In research the old principle of publishing or perishing has long been replaced by the more quantitative performance metric of publishing in journals with a high impact factor. For example, in the case of the last paper on which I am a coauthor (today papers rarely have a single author, you could not keep up with ranking and funding if you would do that), we did not look which journal is the best fit for our paper.
Instead, we compiled a list of journals that would potentially publish our paper given its subject matter and the importance of its contribution to the advancement of science. Then we sorted the list by impact factor and submitted the manuscript to the New Journal of Physics, with impact factor 3.264. We are obviously very objective and our manuscript will go through a second round after revision, so we picked the correct journal.
Being at the end of my tour of duty as associate editor for a journal with impact factor 0.757, I am very aware of the current bad trend of shopping one's manuscript. In this trend a manuscript is submitted to a top tier journal like Nature (28.751) or Science (26.372) and then submitted again and again to journals with lower impact factor until it is no longer rejected.

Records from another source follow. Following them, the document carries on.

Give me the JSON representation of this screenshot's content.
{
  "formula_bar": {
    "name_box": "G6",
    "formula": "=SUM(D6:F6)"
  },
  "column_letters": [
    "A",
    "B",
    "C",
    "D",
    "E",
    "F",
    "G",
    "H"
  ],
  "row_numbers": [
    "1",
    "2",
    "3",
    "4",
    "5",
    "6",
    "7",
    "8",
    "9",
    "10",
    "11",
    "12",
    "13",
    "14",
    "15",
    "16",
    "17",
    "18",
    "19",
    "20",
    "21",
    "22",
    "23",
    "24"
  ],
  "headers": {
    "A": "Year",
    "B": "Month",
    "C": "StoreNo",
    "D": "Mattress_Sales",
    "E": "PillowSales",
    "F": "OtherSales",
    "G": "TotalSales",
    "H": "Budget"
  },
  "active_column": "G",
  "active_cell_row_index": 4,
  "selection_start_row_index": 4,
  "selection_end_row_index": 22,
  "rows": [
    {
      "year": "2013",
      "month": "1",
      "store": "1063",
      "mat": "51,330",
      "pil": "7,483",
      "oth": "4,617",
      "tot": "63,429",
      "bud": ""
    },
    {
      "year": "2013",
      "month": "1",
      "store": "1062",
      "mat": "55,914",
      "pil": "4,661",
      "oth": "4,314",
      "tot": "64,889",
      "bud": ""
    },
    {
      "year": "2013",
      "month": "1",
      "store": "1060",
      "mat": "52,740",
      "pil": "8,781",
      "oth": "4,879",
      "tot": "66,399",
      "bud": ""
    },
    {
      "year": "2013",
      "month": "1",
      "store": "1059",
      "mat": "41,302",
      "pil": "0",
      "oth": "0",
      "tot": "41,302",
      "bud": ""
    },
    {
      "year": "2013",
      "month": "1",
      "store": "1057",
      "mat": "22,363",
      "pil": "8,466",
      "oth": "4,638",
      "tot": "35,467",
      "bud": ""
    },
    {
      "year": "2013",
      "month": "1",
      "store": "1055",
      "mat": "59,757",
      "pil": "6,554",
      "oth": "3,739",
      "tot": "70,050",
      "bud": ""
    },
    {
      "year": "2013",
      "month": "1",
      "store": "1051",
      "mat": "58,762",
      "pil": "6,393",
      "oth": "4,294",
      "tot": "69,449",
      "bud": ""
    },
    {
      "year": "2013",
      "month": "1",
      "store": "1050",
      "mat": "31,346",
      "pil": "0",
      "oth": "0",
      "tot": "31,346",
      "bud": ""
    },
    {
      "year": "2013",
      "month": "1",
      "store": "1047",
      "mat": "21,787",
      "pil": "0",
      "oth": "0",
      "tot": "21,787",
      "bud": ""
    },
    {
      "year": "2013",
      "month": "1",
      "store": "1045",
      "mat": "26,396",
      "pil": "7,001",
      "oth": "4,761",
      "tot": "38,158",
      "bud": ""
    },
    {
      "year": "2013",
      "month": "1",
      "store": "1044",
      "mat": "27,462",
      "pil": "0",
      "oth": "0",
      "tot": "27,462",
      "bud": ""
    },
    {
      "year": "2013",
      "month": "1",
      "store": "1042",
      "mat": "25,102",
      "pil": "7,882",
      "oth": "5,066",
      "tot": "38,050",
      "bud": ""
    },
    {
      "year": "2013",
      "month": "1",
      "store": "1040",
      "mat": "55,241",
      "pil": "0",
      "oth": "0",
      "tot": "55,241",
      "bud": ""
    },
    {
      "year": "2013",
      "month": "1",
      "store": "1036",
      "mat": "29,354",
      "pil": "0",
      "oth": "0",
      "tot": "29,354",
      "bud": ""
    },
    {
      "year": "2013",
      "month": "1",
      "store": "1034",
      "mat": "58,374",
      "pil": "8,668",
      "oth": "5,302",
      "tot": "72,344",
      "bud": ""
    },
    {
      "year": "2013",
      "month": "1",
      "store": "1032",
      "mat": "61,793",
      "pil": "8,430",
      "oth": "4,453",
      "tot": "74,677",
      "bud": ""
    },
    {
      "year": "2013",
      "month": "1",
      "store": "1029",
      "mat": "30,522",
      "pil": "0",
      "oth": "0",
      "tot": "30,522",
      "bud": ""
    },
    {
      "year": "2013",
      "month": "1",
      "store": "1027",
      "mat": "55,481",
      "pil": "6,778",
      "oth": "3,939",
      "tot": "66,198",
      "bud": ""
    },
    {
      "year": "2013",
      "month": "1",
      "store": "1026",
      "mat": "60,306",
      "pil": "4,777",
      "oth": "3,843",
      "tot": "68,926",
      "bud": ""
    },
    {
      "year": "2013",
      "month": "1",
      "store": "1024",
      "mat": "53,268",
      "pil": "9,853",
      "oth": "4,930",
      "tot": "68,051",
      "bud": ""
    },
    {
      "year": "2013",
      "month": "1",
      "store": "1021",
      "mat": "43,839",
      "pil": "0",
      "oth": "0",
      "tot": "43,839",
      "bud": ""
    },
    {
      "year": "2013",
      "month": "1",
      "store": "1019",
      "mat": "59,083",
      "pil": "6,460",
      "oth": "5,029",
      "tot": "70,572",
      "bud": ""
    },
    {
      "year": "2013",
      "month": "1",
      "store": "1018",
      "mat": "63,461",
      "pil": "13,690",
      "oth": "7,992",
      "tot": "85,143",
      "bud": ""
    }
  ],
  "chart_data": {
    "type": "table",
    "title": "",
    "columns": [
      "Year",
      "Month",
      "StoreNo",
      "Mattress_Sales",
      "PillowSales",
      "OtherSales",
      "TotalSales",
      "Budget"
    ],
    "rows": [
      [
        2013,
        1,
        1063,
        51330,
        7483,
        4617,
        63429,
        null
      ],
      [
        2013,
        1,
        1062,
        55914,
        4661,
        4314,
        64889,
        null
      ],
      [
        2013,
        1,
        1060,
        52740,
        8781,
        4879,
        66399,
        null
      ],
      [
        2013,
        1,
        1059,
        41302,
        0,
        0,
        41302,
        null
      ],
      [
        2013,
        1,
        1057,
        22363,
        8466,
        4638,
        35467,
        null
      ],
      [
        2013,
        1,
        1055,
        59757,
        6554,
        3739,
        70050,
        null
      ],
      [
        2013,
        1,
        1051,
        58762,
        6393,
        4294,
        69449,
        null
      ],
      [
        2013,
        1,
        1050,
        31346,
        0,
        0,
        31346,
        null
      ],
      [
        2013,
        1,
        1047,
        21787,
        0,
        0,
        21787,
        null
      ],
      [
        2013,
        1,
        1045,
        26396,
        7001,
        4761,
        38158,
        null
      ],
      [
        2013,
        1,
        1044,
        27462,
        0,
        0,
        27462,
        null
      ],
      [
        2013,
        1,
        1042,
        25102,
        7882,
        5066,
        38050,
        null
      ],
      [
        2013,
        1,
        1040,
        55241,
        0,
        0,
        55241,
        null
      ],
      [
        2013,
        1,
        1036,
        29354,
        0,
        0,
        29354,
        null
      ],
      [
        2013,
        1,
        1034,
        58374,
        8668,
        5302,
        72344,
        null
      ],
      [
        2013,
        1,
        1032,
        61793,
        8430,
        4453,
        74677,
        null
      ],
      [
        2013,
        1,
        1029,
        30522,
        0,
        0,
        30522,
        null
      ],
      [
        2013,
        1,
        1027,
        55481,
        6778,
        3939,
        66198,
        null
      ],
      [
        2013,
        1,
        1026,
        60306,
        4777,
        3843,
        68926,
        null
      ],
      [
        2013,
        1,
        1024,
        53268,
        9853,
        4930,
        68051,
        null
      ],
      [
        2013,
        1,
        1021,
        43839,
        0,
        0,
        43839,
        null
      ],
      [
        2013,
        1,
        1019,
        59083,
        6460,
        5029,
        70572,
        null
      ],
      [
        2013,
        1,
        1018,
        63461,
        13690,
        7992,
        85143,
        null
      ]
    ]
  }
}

Not only does this tax the system by requiring many unnecessary reviews (handling a rejected paper costs about $500, which are not offset by page charges and download fees), but it backfires when a reviewer gets the same manuscript though a different journal. In fact, a good associate editor will seek reviewers that are most familiar with the research described in the paper, so two different associate editors from two different journals will draw on the same small set of potential reviewers. The manuscript then gets rejected as a resubmission of an old manuscript.
It is important to understand that the impact factor is a relative quantity. For example, the Cancer Journal for Clinicians has an impact factor of 69.026, but this does not mean that at 0.757 my journal sucks. On the contrary, compared to other journals in the field it performs quite well. For example its sister journal from the same publisher has an impact factor of 0.455 and that of an other society comes out at 0.220. These journals tend not to publish many survey papers, which inflate the impact factor.
Message 1: use the impact factor with a grain of salt.
As my wife says, even if you win the rat race, you are still just a rat. In reality, today you do not need an impact factor to make an impact. While we can dream of publishing in Science and winning the Nobel Prize (or the Judd Award for us color scientists), today we can shower our incremental knowledge onto humanity with publishing media like personal web sites and blogs. You are reading this post, proving it works!
Granted, it is very informal, but there are some easy steps up. The traditional better medium is the technical report, which can be freely downloaded from the institution's web site, like HPL-2008-109 in the case of my most recent collaboration with co-blogger Nathan Moroney.
For those who want to publish something more glossy, HP Labs is incubating MagCloud, which will satisfy all your vanity requirements. From this link your can order the same technical report, but this time printed on heavy glossy stock and laid out nicely in InDesign instead of LaTeX.
There is even a cloud service to publish the slides of your public presentations. For example, we wrote the above report in the Beamer class, which lays out the same content in a format suitable for overhead projectors (called beamers in German). You can then make available your slides on Slide Share, or even embed them in your blog, like so: http://www.slideshare.net/berettag/cognitive-aspects-of-color-presentation
Finally, since in these difficult economic times everybody is jumping on LinkedIn, you can use a LinkedIn application to post your slides directly on your profile page.
Message 2: use informal media to give impact to your research.